S-Space College of Medicine/School of Medicine (의과대학/대학원) Dept. of Medicine (의학과) Theses (Ph.D. / Sc.D._의학과)
Improved Drug Targeting to Liver Tumors Following Intra-arterial Delivery Using SPIO and Iodized Oil: Preclinical Study in a Rabbit Model
간암의 간동맥화학요법에서 초상자성 산화철 나노입자를 이용한 약물 전달 효율 향상: 토끼 모델을 이용한 전임상 연구
- Lee, In Joon
- 의과대학 의학과
- Issue Date
- 서울대학교 대학원
- 학위논문 (박사)-- 서울대학교 대학원 : 의학과 영상의학전공, 2015. 8. 정진욱.
- Introduction: Superparamagnetic iron oxide (SPIO) is a type of magnetic nanoparticle (MNP) that has been developed for the purpose of clinical diagnostic and therapeutic techniques. The aim of this experimental study was to evaluate the biodistribution and the therapeutic efficacy of a drug delivery system composed of SPIO and iodized oil (IO) to improve selective intra-arterial (IA) drug delivery to liver tumors.
Materials and Methods: A rabbit VX2 liver tumor model was used in this study. This study was comprised of two parts
the part 1 was for the image-based biodistribution analysis of SPIO after delivery, and the part 2 was for the evaluation of drug delivery efficiency and therapeutic effect to the tumor. First of all, 99mTc labeled SPIO (99mTc-SPIO) and SPIO loaded with doxorubicin (DOX-SPIO) were synthesized. For the part 1, 99mTc-SPIO was administrated by using three different methods
intra-venous delivery of 99mTc-SPIO (group I, n = 3), IA delivery of 99mTc-SPIO (group II, n = 4), and IA delivery of 99mTc-SPIO and IO mixture (group III, n = 4). Sequential acquisition of gamma scintigraphy and SPECT/CT was immediately performed until 180 min after the delivery. After that, MRI and pathological specimens were acquired to confirm the deposit of SPIO in the tumor. For the part 2, IA delivery was performed by using four different agents
only doxorubicin (group A, n=3), doxorubicin and IO mixture (group B, n=3), DOX-SPIO (group C, n=4), and DOX-SPIO and IO mixture (group D, n=5). To evaluate pharmacokinetics, the serum doxorubicin concentration was measured at 0, 5, 30, 60, 120, and 180 minutes after delivery. To assess the distribution of the SPIO, MRI was performed at 1 day and 7 days after the IA delivery. Finally, pathological specimens were acquired to measure the intratumoral doxorubicin concentration and tumor viability.

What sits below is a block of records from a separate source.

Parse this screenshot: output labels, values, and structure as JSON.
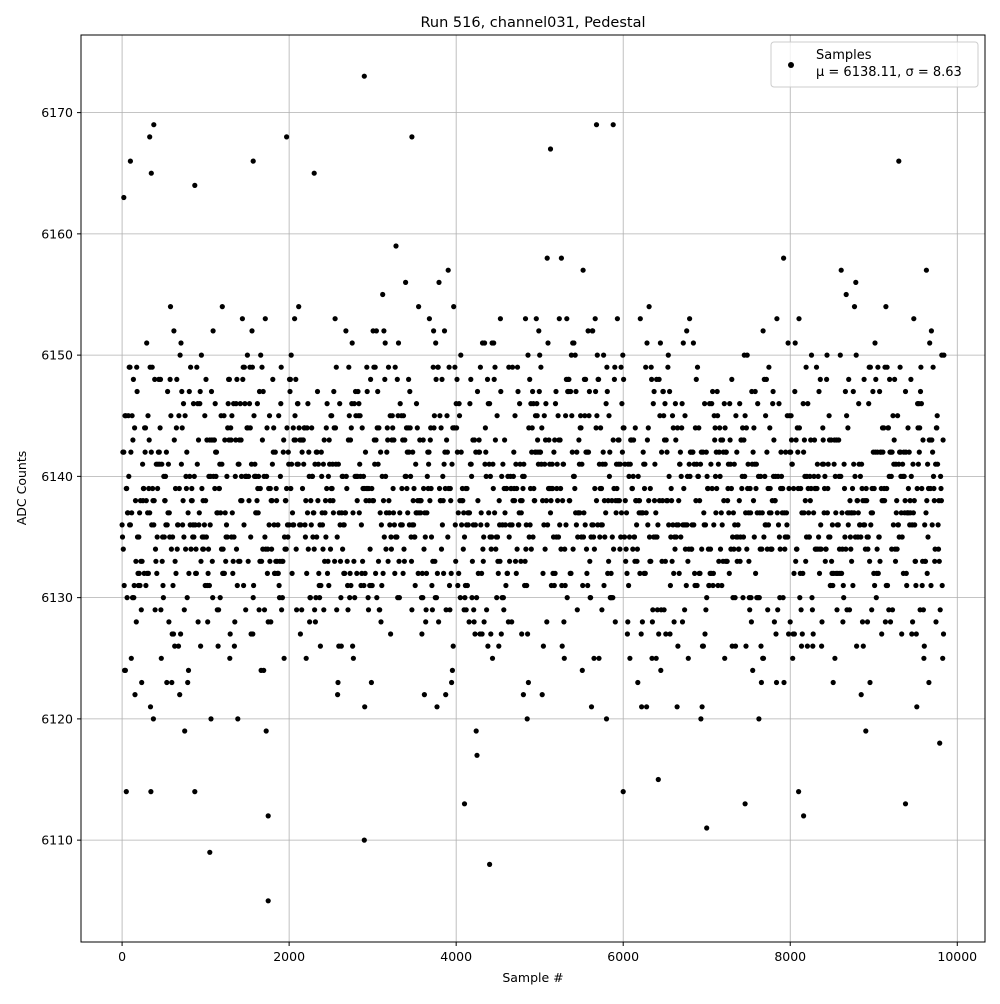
{
  "chart_data": {
    "type": "scatter",
    "title": "Run 516, channel031, Pedestal",
    "xlabel": "Sample #",
    "ylabel": "ADC Counts",
    "xlim": [
      -492,
      10332
    ],
    "ylim": [
      6101.6,
      6176.4
    ],
    "xticks": [
      0,
      2000,
      4000,
      6000,
      8000,
      10000
    ],
    "yticks": [
      6110,
      6120,
      6130,
      6140,
      6150,
      6160,
      6170
    ],
    "grid": true,
    "legend": {
      "placement": "top-right",
      "label": "Samples",
      "stats": "μ = 6138.11, σ = 8.63"
    },
    "series": [
      {
        "name": "Samples",
        "color": "#000000",
        "mean": 6138.11,
        "std": 8.63,
        "x_range": [
          0,
          9840
        ],
        "outliers": [
          [
            20,
            6163
          ],
          [
            50,
            6114
          ],
          [
            100,
            6166
          ],
          [
            330,
            6168
          ],
          [
            380,
            6169
          ],
          [
            350,
            6165
          ],
          [
            870,
            6164
          ],
          [
            1050,
            6109
          ],
          [
            1570,
            6166
          ],
          [
            1750,
            6105
          ],
          [
            1750,
            6112
          ],
          [
            1970,
            6168
          ],
          [
            2300,
            6165
          ],
          [
            2900,
            6173
          ],
          [
            2900,
            6110
          ],
          [
            3470,
            6168
          ],
          [
            4400,
            6108
          ],
          [
            4100,
            6113
          ],
          [
            5130,
            6167
          ],
          [
            5680,
            6169
          ],
          [
            5880,
            6169
          ],
          [
            6000,
            6114
          ],
          [
            7000,
            6111
          ],
          [
            7460,
            6113
          ],
          [
            8160,
            6112
          ],
          [
            9380,
            6113
          ],
          [
            9300,
            6166
          ]
        ]
      }
    ]
  }
}
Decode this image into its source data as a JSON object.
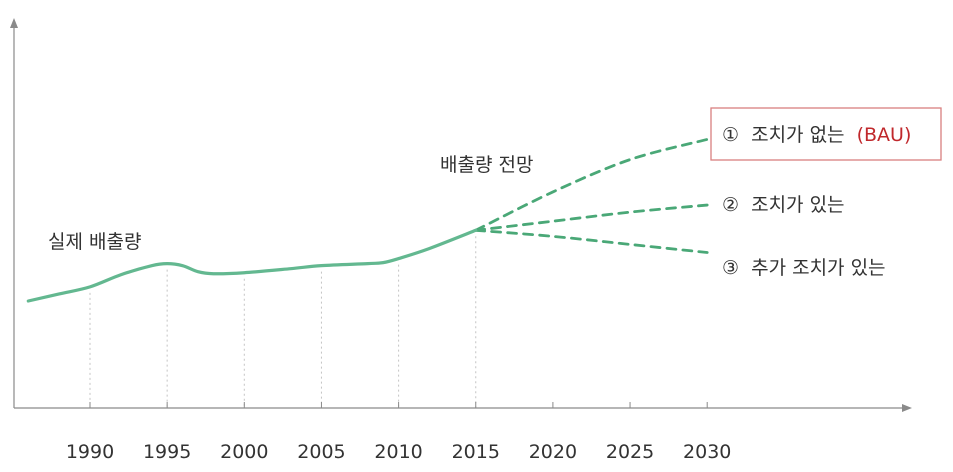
{
  "chart_data": {
    "type": "line",
    "x_ticks": [
      "1990",
      "1995",
      "2000",
      "2005",
      "2010",
      "2015",
      "2020",
      "2025",
      "2030"
    ],
    "xlim": [
      1986,
      2043
    ],
    "grid": "vertical dotted lines at 1990–2015",
    "actual": {
      "label": "실제 배출량",
      "style": "solid",
      "x": [
        1986,
        1988,
        1990,
        1992,
        1994,
        1995,
        1996,
        1997,
        1998,
        2000,
        2003,
        2005,
        2008,
        2009,
        2010,
        2012,
        2015
      ],
      "y": [
        0.0,
        0.7,
        1.4,
        2.6,
        3.5,
        3.7,
        3.5,
        2.9,
        2.7,
        2.8,
        3.2,
        3.5,
        3.7,
        3.8,
        4.2,
        5.2,
        7.0
      ]
    },
    "projection_label": "배출량 전망",
    "scenarios": [
      {
        "label_num": "①",
        "label_text": "조치가 없는",
        "label_extra": "(BAU)",
        "style": "dashed",
        "x": [
          2015,
          2020,
          2025,
          2030
        ],
        "y": [
          7.0,
          10.8,
          14.0,
          16.0
        ]
      },
      {
        "label_num": "②",
        "label_text": "조치가 있는",
        "label_extra": "",
        "style": "dashed",
        "x": [
          2015,
          2020,
          2025,
          2030
        ],
        "y": [
          7.0,
          7.9,
          8.8,
          9.5
        ]
      },
      {
        "label_num": "③",
        "label_text": "추가 조치가 있는",
        "label_extra": "",
        "style": "dashed",
        "x": [
          2015,
          2020,
          2025,
          2030
        ],
        "y": [
          7.0,
          6.4,
          5.6,
          4.8
        ]
      }
    ]
  },
  "colors": {
    "line": "#63b890",
    "dashed": "#4aa877",
    "axis": "#8a8a8a",
    "grid": "#c4c4c4",
    "bau_box": "#d98080",
    "bau_text": "#c0282c",
    "text": "#333333"
  }
}
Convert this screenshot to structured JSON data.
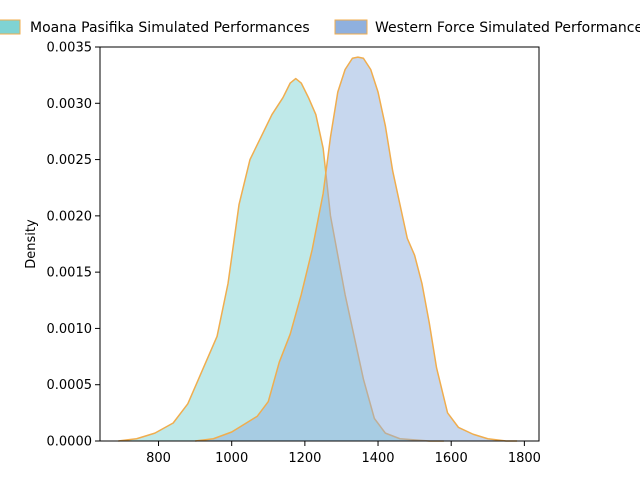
{
  "chart_data": {
    "type": "area",
    "title": "",
    "xlabel": "",
    "ylabel": "Density",
    "xlim": [
      640,
      1840
    ],
    "ylim": [
      0,
      0.0035
    ],
    "x_ticks": [
      800,
      1000,
      1200,
      1400,
      1600,
      1800
    ],
    "x_tick_labels": [
      "800",
      "1000",
      "1200",
      "1400",
      "1600",
      "1800"
    ],
    "y_ticks": [
      0,
      0.0005,
      0.001,
      0.0015,
      0.002,
      0.0025,
      0.003,
      0.0035
    ],
    "y_tick_labels": [
      "0.0000",
      "0.0005",
      "0.0010",
      "0.0015",
      "0.0020",
      "0.0025",
      "0.0030",
      "0.0035"
    ],
    "grid": false,
    "legend_position": "top (above plot, outside)",
    "outline_color": "#f0ad4e",
    "series": [
      {
        "name": "Moana Pasifika Simulated Performances",
        "color": "#7fd3d3",
        "fill_opacity": 0.5,
        "x": [
          690,
          740,
          790,
          840,
          880,
          920,
          960,
          990,
          1020,
          1050,
          1080,
          1110,
          1140,
          1160,
          1175,
          1190,
          1210,
          1230,
          1250,
          1270,
          1290,
          1310,
          1330,
          1360,
          1390,
          1420,
          1460,
          1500,
          1540,
          1580
        ],
        "y": [
          0.0,
          2e-05,
          7e-05,
          0.00016,
          0.00033,
          0.00063,
          0.00093,
          0.0014,
          0.0021,
          0.0025,
          0.0027,
          0.0029,
          0.00305,
          0.00318,
          0.00322,
          0.00318,
          0.00305,
          0.0029,
          0.0026,
          0.002,
          0.00165,
          0.0013,
          0.001,
          0.00055,
          0.0002,
          7e-05,
          2e-05,
          1e-05,
          0.0,
          0.0
        ]
      },
      {
        "name": "Western Force Simulated Performances",
        "color": "#8fb0de",
        "fill_opacity": 0.5,
        "x": [
          900,
          950,
          1000,
          1040,
          1070,
          1100,
          1130,
          1160,
          1190,
          1220,
          1250,
          1270,
          1290,
          1310,
          1330,
          1345,
          1360,
          1380,
          1400,
          1420,
          1440,
          1460,
          1480,
          1500,
          1520,
          1540,
          1560,
          1590,
          1620,
          1660,
          1700,
          1750,
          1780
        ],
        "y": [
          0.0,
          2e-05,
          8e-05,
          0.00016,
          0.00022,
          0.00035,
          0.0007,
          0.00095,
          0.0013,
          0.0017,
          0.0022,
          0.0027,
          0.0031,
          0.0033,
          0.0034,
          0.00341,
          0.0034,
          0.0033,
          0.0031,
          0.0028,
          0.0024,
          0.0021,
          0.0018,
          0.00165,
          0.0014,
          0.00105,
          0.00065,
          0.00025,
          0.00012,
          6e-05,
          2e-05,
          0.0,
          0.0
        ]
      }
    ]
  }
}
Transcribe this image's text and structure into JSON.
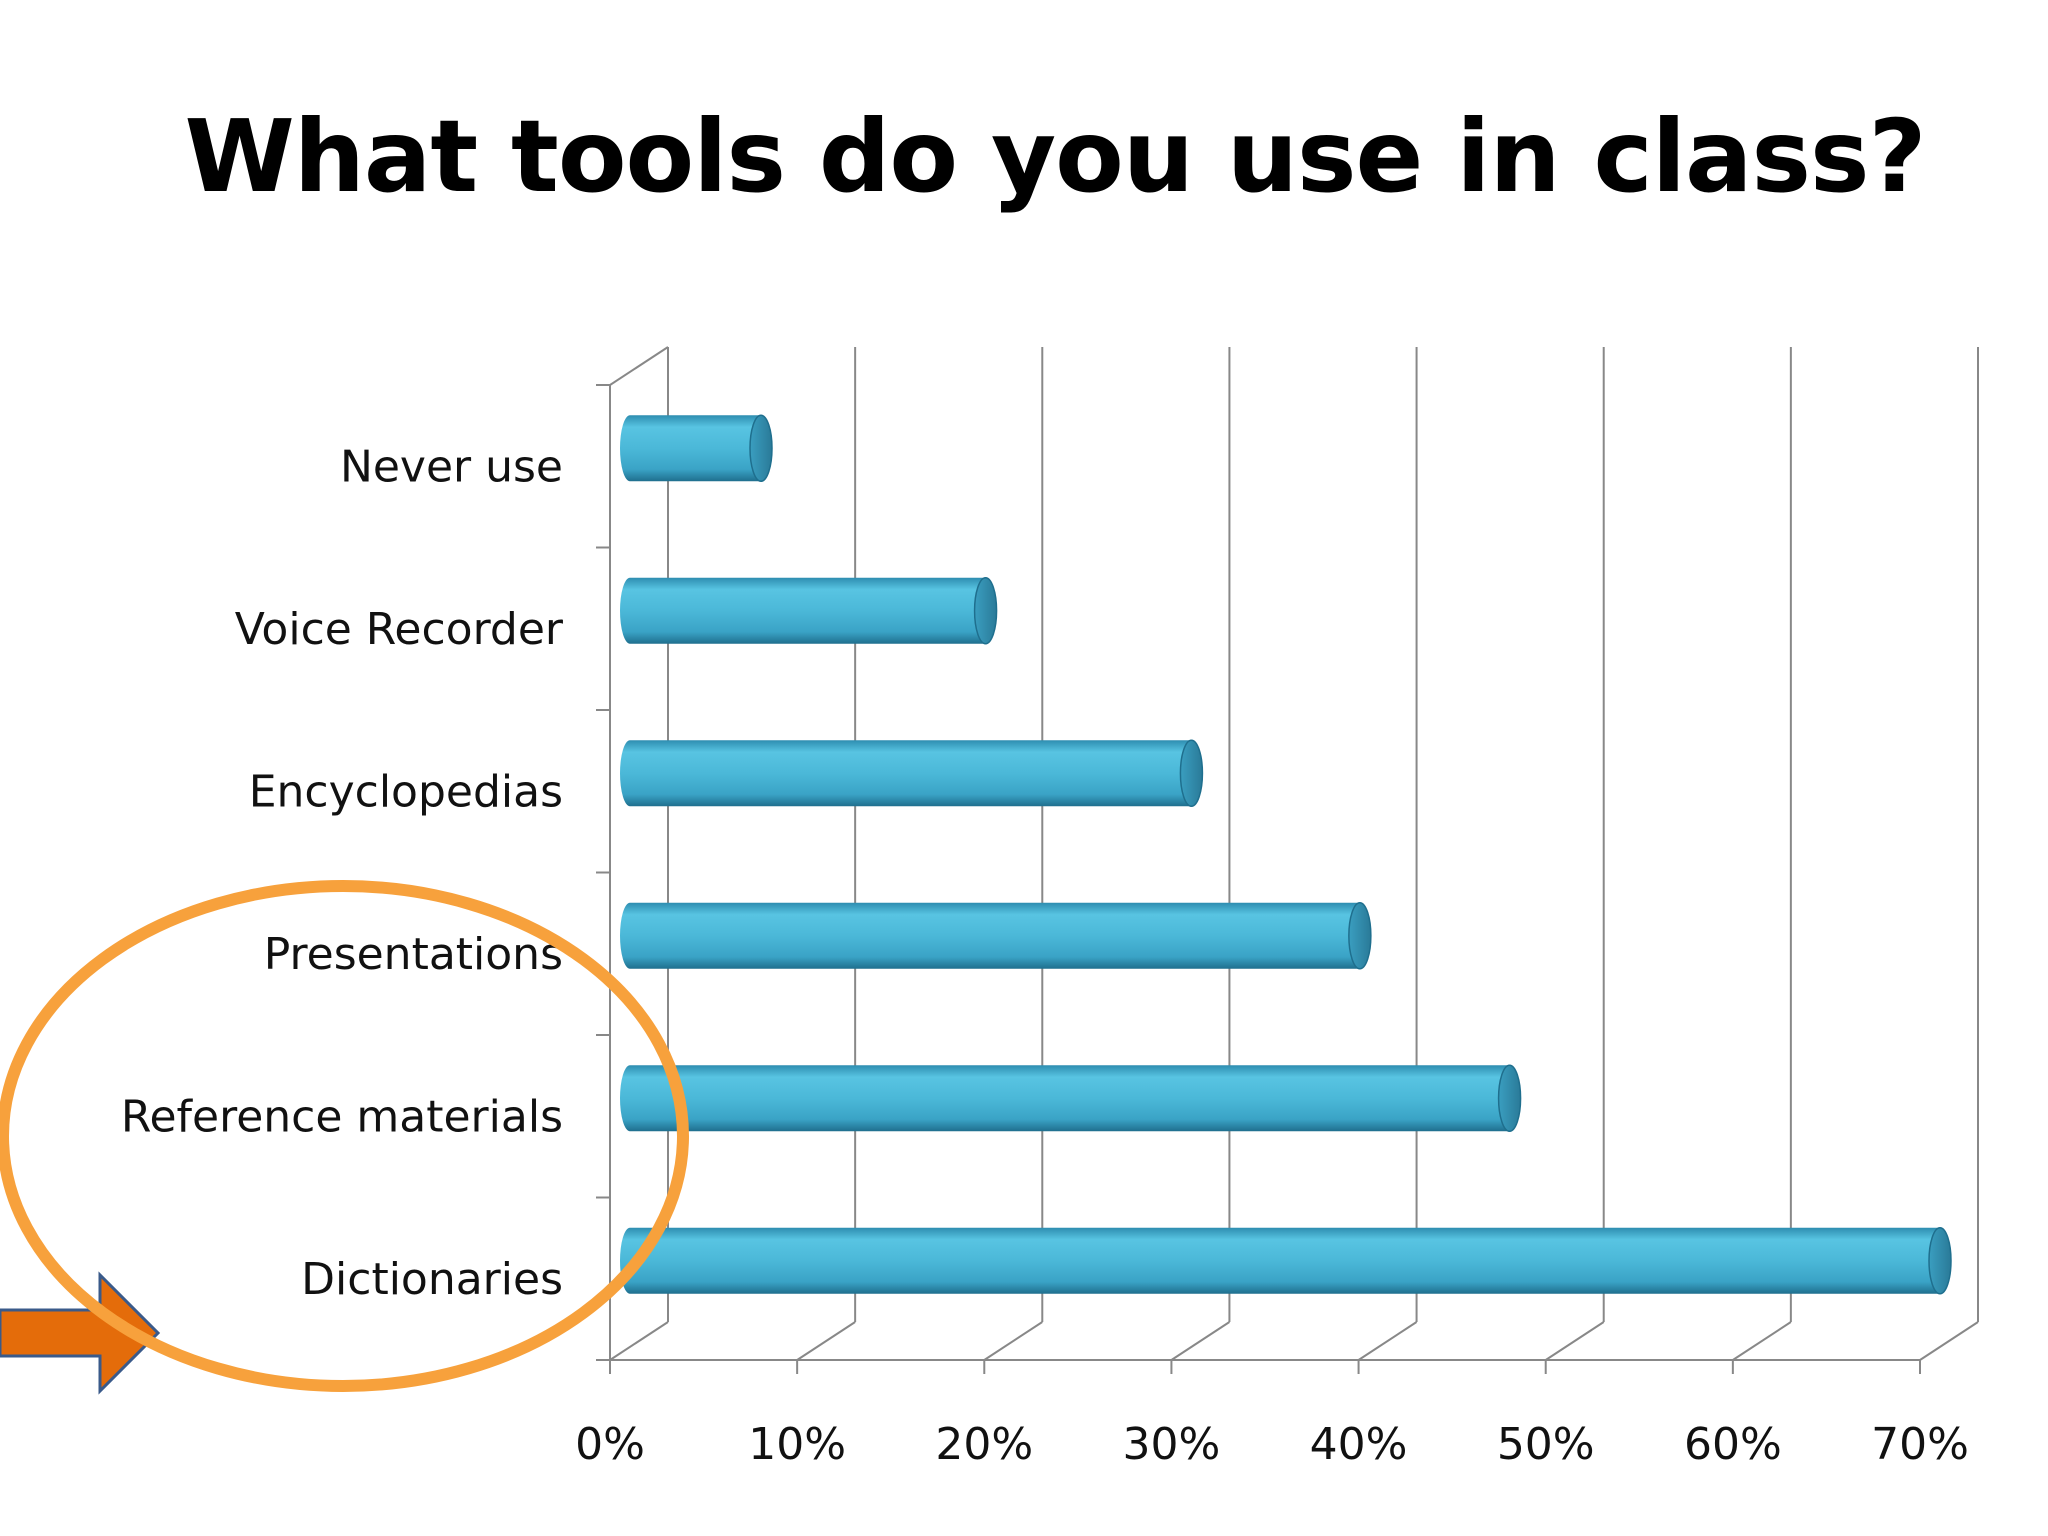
{
  "slide": {
    "title": "What tools do you use in class?"
  },
  "chart_data": {
    "type": "bar",
    "orientation": "horizontal",
    "style": "3d-cylinder",
    "title": "What tools do you use in class?",
    "categories": [
      "Dictionaries",
      "Reference materials",
      "Presentations",
      "Encyclopedias",
      "Voice Recorder",
      "Never use"
    ],
    "values": [
      70,
      47,
      39,
      30,
      19,
      7
    ],
    "x_ticks": [
      "0%",
      "10%",
      "20%",
      "30%",
      "40%",
      "50%",
      "60%",
      "70%"
    ],
    "xlim": [
      0,
      70
    ],
    "xlabel": "",
    "ylabel": "",
    "grid": true,
    "bar_color": "#4BB8D8",
    "highlight": {
      "shape": "ellipse",
      "color": "#F7A13C",
      "arrow_color": "#E46C0A"
    }
  }
}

Results: In the part 1, the tumor uptake on gamma scintigraphy and SPECT/CT was ranged from the highest to lowest values according to the order of group III, II, and I at all time points up to 180 minutes, which was well correlated with the trend of signal decrease of the tumor on MRI. The relative tumor-normal liver parenchyma uptake ratios on SPECT/CT were 0.83 for group I, 2.74 for group II, and 8.01 for group III. The relative tumor-back muscle signal intensity ratios on MRI were 1.06 for group I, 0.75 for group II, and 0.39 for group III. On the CT images, the high attenuated lesions in tumor representing IO deposition were easily detected in all animals only in groups III. In the part 2, groups C and D exhibited signal decreases of the tumor at days 1 and 7 post-delivery. The peak serum concentrations decreased according the order group A, B, C, and D. Group D exhibited the lowest serum doxorubicin concentration at all time points up to 180 minutes after the delivery, suggesting minimal passage of doxorubicin into the systemic circulation. The intratumoral doxorubicin concentrations were 25.3 ng/g for group A, 142.0 ng/g for group B, 309.4 ng/g for group C, and 679.6 ng/g for group D. The proportion of viable tumor cells were 84.3% for group A, 5.7% for group B, 17.0% for group C, and 0.1% for group D.
Conclusions: The drug delivery system developed using SPIO and IO resulted in efficient drug targeting and good therapeutic response when it was used for IA delivery to liver cancer. The promising results of this study warrant further investigation of this potential clinical treatment of advanced liver cancer.